Multiple Dimensions Of Low-Power Verification With Portable Stimulus

There is little doubt that designing for low power is one of the biggest challenges for today’s system-on-chip (SoC) devices. The need to minimize power consumption is clear for the vast array of portable electronic devices that we use every day. Consumers expect most of their gadgets to last multiple days before they require recharging, and low-power design is the key to extending battery life. However, “green” laws and the desire to reduce power and air-conditioning costs mean that even “big iron” servers and network switches are being designed with low-power features.

One consequence of this trend is that verification of the low-power aspects of SoC designs has become complex and is consuming more of the project schedule. In last month’s post, we discussed one particular technique: using portable stimulus technology to automatically generate low-power tests based on the information contained in a standard Unified Power Format (UPF) file. In today’s post, we’ll explore some other aspects of low-power verification and discuss how portable stimulus can address them.

To start, UPF is by no means ubiquitous in SoC design and verification. Although UPF has been standardized as IEEE 1801-2015, it is based on several earlier power specification formats. Some of these are still in use today; verification engineers are too busy to re-write models that do the job unless they see a compelling advantage. There is also the issue of who writes the power specification file. It is hardware oriented, but control of low-power features in most chips is a combination of hardware and software. The software team is unlikely to develop or use a UPF file at all, and a hardware designer may not have the necessary system-level knowledge to develop a complete power specification.

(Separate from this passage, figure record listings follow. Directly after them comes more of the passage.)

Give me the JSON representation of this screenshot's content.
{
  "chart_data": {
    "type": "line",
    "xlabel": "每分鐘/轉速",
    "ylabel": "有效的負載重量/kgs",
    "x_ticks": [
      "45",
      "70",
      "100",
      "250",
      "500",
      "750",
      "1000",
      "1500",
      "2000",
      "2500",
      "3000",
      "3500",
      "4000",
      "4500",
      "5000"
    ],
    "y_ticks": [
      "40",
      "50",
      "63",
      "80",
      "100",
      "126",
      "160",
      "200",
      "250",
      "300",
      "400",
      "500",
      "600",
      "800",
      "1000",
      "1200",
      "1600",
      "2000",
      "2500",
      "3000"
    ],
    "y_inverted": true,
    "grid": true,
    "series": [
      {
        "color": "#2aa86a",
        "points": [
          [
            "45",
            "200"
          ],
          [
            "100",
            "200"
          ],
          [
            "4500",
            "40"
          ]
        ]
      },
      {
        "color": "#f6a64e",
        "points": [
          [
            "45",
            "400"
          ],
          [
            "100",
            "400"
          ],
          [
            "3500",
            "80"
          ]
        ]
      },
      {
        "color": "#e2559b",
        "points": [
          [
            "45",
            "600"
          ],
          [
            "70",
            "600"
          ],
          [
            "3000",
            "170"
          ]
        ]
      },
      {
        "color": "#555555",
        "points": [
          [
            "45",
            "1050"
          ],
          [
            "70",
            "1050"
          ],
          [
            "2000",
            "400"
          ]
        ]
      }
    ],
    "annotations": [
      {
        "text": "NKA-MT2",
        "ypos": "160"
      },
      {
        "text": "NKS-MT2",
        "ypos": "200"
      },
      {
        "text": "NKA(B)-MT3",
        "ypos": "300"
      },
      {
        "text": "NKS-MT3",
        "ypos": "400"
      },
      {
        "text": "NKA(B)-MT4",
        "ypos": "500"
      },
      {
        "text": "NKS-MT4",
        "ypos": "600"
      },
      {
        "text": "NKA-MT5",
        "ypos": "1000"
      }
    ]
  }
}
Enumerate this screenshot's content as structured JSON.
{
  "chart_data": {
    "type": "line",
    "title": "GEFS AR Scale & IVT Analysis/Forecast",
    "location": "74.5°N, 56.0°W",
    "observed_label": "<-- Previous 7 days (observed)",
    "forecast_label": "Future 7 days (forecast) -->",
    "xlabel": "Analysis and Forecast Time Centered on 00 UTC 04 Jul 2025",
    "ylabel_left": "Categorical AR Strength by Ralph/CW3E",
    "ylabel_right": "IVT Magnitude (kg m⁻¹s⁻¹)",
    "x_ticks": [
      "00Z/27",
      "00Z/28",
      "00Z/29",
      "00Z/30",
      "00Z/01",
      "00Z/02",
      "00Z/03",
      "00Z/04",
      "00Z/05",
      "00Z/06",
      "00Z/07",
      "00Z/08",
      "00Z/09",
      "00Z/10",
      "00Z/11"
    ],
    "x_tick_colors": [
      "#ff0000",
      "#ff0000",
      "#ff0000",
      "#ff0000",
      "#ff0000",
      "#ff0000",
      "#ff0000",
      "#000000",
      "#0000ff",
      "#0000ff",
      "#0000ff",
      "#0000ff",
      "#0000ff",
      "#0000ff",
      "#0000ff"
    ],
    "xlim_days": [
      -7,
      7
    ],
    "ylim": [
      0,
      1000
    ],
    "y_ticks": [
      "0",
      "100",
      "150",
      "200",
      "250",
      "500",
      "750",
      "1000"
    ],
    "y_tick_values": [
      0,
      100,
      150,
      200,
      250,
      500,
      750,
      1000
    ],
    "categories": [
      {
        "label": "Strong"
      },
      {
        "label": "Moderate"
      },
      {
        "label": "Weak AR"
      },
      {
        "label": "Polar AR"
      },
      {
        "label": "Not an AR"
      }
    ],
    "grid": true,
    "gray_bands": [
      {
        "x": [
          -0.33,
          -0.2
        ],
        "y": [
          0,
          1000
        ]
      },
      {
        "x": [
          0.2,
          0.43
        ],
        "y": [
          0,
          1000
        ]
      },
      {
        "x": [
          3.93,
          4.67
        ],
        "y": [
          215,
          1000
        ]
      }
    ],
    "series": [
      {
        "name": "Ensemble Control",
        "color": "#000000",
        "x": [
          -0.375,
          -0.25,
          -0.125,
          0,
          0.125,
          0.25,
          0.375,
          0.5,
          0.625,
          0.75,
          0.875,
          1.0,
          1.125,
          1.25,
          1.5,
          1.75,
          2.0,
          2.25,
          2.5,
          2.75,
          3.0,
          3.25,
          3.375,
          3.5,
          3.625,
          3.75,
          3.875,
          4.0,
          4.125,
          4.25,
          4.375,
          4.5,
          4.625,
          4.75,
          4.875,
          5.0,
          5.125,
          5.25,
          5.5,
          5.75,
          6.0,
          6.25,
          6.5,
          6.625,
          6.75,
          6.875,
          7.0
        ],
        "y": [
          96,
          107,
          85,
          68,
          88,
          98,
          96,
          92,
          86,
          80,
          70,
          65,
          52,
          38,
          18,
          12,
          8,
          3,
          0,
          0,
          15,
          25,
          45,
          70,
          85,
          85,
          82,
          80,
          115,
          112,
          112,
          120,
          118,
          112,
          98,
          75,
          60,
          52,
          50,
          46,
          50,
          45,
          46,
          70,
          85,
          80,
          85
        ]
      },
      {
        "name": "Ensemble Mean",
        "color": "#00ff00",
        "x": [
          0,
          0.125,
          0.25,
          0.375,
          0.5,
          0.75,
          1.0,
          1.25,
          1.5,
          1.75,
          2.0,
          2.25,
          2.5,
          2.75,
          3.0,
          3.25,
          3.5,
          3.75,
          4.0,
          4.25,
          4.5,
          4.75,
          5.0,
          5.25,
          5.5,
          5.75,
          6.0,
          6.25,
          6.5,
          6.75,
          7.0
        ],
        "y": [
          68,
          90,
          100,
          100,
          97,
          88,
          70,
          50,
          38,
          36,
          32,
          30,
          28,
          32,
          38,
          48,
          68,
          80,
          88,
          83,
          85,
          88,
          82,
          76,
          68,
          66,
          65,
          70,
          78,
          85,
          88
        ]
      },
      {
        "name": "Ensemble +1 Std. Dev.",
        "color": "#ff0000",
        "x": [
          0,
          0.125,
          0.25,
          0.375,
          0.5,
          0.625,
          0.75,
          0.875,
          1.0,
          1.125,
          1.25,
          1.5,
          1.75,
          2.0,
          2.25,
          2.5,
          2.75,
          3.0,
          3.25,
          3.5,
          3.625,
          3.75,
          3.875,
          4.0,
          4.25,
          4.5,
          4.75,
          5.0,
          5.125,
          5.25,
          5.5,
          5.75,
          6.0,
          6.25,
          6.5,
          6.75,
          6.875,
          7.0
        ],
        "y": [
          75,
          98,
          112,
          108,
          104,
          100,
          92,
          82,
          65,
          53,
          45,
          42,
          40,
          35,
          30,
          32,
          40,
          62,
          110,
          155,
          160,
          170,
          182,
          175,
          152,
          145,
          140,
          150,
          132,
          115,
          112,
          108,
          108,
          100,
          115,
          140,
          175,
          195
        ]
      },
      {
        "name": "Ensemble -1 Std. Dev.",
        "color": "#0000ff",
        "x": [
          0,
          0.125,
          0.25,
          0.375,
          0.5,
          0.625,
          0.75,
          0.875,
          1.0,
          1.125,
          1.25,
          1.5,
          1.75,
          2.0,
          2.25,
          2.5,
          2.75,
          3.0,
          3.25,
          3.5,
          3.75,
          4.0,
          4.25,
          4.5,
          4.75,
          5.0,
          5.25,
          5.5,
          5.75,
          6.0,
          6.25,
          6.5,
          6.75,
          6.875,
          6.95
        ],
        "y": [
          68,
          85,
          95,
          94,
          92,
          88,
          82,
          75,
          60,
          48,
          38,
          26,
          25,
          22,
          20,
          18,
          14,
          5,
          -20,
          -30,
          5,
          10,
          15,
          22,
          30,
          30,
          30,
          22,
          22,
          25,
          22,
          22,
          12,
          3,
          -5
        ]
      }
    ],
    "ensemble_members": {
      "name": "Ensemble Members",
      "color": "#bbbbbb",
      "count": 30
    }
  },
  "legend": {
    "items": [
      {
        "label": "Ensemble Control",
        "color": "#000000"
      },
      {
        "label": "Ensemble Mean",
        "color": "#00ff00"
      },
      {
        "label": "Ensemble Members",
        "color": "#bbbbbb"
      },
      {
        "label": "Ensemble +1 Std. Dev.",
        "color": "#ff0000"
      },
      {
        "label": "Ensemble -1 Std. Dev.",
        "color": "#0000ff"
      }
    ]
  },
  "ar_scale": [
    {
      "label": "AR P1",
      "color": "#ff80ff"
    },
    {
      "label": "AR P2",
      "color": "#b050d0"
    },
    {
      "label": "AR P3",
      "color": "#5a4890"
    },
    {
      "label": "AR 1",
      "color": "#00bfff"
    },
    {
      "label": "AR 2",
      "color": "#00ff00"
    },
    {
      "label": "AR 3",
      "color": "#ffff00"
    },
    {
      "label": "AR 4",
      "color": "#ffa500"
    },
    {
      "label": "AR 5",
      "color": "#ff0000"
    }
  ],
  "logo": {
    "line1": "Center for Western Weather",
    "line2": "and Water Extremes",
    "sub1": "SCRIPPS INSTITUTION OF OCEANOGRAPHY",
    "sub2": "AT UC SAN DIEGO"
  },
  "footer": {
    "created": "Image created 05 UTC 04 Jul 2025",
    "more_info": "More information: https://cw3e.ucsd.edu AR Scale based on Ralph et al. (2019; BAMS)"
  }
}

Portable stimulus comes to the rescue. When a UPF file is available, a tool can build a portable stimulus model from which tests can be generated. If there is no UPF file, the design or verification engineers can write a model to define the power domains directly. Because the portable stimulus model is written at a high level of abstraction, it can capture the full system-level aspects of low power, including both hardware and software. Many key low-power features are under software control, so the portable test generation is software driven. These tests run on the SoC’s embedded processors and verify the design using many of the same real-world techniques as production software.

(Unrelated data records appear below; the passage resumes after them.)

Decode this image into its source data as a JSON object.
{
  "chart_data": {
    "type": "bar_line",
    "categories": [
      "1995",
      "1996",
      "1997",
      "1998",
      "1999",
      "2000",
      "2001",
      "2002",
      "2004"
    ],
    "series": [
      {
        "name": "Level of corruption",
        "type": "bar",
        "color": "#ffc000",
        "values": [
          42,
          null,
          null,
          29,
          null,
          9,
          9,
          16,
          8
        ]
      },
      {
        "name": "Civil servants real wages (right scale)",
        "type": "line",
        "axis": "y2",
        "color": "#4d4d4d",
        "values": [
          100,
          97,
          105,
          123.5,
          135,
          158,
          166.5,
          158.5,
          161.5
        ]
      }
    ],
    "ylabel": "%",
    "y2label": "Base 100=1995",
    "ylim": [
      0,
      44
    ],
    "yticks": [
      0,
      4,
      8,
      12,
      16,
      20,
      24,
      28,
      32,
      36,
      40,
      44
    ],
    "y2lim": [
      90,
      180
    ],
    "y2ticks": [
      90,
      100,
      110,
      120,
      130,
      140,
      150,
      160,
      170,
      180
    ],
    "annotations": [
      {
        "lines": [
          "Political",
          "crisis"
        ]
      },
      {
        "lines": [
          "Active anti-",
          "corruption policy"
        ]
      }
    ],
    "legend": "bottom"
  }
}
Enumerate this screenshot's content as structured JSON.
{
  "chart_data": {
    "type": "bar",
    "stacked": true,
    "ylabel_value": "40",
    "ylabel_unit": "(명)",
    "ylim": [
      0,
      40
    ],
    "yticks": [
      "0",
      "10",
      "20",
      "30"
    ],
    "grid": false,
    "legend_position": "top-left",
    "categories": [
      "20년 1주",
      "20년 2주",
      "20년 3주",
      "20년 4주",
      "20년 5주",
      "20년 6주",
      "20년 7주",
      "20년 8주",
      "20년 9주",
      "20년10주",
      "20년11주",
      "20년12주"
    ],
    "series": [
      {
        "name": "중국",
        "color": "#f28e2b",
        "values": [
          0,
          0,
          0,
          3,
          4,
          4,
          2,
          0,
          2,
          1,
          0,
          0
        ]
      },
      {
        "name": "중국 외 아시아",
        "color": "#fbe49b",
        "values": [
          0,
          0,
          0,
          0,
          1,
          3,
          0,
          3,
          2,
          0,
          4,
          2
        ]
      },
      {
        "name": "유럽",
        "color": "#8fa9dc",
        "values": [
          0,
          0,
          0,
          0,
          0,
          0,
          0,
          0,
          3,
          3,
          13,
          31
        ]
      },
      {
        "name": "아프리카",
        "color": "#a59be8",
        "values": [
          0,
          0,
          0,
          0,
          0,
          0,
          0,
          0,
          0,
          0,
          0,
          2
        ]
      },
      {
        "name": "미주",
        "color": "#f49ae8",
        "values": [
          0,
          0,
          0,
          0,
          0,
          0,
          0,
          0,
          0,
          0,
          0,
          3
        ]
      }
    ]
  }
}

SoC designs may have hundreds of power domains and dozens of legal power states (allowed combinations of domains on and off). It can be quite complex to turn on and off power domains, exercising only legal power states, and coordinate power changes with other system activity. Shutting down subsystems in the right order to shut down the system, or waking them up again, can also be a challenging process. The combination of a powerful portable stimulus model and automatic generation of tests saves a great deal of time and effort in low-power verification.

Another virtue of portable stimulus is, of course, portability. From the same abstract model, tests can be generated for every verification platform and engine, tuned for the best performance. Targets include virtual platforms, simulation, in-circuit emulation (ICE), FPGA-based prototyping, and even silicon in the bring-up lab. Power-aware simulation, emulation, and prototypes model the low-power features so that they respond accurately to the software-driven tests. Only at the full-SoC level with realistic system test cases can the full range of low-power functionality be exercised and verified.

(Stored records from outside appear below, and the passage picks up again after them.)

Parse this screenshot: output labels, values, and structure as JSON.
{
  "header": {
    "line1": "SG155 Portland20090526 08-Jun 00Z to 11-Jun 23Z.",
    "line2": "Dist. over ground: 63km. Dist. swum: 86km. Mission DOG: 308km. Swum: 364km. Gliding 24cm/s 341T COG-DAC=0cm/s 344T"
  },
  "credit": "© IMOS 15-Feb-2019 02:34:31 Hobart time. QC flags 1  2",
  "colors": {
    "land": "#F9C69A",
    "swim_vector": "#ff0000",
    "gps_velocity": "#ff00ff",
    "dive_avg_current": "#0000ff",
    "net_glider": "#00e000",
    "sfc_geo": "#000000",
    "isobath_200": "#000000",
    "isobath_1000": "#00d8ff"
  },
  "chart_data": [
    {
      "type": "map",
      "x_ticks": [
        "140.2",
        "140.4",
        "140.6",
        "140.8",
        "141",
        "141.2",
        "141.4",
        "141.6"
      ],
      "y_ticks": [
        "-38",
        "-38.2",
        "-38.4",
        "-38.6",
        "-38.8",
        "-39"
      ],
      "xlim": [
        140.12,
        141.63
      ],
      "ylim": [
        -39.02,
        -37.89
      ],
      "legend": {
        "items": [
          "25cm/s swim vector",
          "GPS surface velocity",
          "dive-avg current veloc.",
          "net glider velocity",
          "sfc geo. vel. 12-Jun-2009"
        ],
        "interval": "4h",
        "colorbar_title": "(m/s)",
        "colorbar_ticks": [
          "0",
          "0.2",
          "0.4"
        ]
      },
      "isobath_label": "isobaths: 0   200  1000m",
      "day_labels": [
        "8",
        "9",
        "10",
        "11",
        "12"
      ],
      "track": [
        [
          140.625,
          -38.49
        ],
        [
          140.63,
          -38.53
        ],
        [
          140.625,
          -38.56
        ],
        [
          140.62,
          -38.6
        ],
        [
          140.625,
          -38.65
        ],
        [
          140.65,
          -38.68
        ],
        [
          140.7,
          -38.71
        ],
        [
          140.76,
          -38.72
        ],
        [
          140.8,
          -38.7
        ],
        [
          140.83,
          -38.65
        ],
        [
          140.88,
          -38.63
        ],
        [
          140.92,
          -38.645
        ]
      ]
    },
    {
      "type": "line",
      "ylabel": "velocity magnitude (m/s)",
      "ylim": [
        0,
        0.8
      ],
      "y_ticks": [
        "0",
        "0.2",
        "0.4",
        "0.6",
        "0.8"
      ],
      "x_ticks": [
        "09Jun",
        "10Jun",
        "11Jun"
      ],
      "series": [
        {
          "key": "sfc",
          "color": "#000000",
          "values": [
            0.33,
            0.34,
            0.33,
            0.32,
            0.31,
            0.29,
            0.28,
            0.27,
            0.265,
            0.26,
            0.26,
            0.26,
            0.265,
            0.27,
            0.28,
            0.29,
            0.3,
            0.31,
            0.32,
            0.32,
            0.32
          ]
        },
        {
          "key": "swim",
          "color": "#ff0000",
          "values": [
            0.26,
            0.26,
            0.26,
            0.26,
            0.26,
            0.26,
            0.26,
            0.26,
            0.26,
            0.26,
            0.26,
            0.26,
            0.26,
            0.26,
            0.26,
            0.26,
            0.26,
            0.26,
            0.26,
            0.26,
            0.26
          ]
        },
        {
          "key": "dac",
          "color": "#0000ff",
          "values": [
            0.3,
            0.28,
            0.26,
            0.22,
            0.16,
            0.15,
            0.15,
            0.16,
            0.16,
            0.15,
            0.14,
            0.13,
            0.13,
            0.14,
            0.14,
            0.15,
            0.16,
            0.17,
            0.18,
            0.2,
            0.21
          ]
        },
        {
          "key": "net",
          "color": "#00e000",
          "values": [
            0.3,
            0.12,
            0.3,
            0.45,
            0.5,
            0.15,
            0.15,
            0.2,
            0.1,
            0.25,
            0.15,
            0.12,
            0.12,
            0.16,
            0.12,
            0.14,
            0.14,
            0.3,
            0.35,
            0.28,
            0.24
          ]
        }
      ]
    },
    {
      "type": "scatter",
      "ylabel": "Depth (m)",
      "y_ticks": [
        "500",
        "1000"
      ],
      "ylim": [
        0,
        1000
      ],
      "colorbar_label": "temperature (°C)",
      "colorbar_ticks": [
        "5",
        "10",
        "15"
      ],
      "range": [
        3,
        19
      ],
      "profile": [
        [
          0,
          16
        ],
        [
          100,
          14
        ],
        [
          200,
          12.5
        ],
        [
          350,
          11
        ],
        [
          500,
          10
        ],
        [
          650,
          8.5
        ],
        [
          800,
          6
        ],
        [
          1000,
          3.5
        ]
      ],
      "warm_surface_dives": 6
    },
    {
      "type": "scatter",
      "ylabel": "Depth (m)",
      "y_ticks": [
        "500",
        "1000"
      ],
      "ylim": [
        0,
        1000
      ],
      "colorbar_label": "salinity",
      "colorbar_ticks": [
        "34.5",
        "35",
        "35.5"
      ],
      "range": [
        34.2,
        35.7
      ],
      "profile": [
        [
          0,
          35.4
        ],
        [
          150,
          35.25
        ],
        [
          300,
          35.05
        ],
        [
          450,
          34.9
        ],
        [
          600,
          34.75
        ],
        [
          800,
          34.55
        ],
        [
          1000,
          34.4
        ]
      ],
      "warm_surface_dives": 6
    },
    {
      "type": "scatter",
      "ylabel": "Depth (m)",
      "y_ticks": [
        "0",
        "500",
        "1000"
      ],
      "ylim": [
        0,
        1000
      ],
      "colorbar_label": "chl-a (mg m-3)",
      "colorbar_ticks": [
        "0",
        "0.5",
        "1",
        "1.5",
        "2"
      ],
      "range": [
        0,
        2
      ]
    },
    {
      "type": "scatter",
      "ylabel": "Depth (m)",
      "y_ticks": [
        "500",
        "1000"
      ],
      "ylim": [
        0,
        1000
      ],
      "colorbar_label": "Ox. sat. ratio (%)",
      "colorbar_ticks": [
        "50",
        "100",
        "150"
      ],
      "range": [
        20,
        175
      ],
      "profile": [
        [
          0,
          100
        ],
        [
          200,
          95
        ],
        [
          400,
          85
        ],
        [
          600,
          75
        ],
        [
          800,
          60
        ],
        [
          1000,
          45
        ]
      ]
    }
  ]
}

Portable stimulus is also valuable for estimating power consumption of designs. Although leakage current in advanced technologies is a much bigger factor in total power than in older geometries, the amount of switching activity across the design remains a key factor in calculations. Historically, the relatively short and simple tests run in simulation have not been representative enough of real-world software to yield accurate results. SoC teams have had to wait until they had an operating system and a real application or two running on ICE or prototypes.

A portable stimulus tool such as such as the Cadence Perspec System Verifier can automatically generate extremely complex multiprocessor tests of arbitrary length. These will stress-test SoC designs very well with software-driven use cases representative of how the devices will be run in the real world. Thus, the amount of switching activity is high and yields power consumption estimates much closer to the final numbers than traditional simulation tests. Further, since the generated tests run on “bare metal” without the huge overhead and boot time of an operating system, it may be feasible to measure power consumption in simulation as well as in the hardware platforms.

In summary, verification of low-power SoC designs is a challenging task that benefits from as much automation as possible. With or without a UPF specification file, portable stimulus provides an unrivaled solution with multiple dimensions of value to design and verification teams.